“Rich feature hierarchies for accurate object detection and semantic segmentation,” posted to arXiv in November 2013 by Ross Girshick, Jeff Donahue, Trevor Darrell, and Jitendra Malik of UC Berkeley, carried the deep-learning revolution from image classification into object detection. Where AlexNet had shown a convolutional network could say what is in an image, R-CNN tackled the harder problem of finding where multiple objects are and drawing boxes around them.
The system, named R-CNN for “Regions with CNN features,” works in stages. It first generates roughly two thousand candidate “region proposals” - boxes that might contain an object - using a separate bottom-up method. Each region is then warped to a fixed size and passed through a convolutional network to extract features, and a set of linear support vector machines classifies what, if anything, each region contains.

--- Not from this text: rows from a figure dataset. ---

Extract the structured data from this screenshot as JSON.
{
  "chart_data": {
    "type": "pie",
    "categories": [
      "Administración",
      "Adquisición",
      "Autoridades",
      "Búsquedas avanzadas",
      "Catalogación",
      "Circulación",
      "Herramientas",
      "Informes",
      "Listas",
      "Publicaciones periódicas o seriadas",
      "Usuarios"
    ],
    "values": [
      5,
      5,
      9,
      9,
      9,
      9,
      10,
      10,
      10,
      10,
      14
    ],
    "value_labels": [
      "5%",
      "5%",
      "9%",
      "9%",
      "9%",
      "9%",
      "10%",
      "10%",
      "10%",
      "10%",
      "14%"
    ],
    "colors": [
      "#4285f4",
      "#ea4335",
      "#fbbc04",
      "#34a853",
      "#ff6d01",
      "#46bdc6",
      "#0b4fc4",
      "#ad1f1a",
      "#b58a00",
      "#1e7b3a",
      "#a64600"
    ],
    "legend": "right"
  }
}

Crucially, the authors showed that pretraining the network on the large ImageNet classification dataset and then fine-tuning it for detection worked far better than training from scratch on scarce labeled detection data.
R-CNN improved mean average precision on the PASCAL VOC 2012 benchmark to 53.3 percent, more than 30 percent better in relative terms than the previous best. It was slow - running a CNN on two thousand regions per image is expensive - and the authors and others soon produced faster successors (Fast R-CNN, Faster R-CNN) and single-pass detectors like YOLO. But R-CNN established the template for modern detection and demonstrated that learned features plus transfer learning beat hand-engineered pipelines decisively.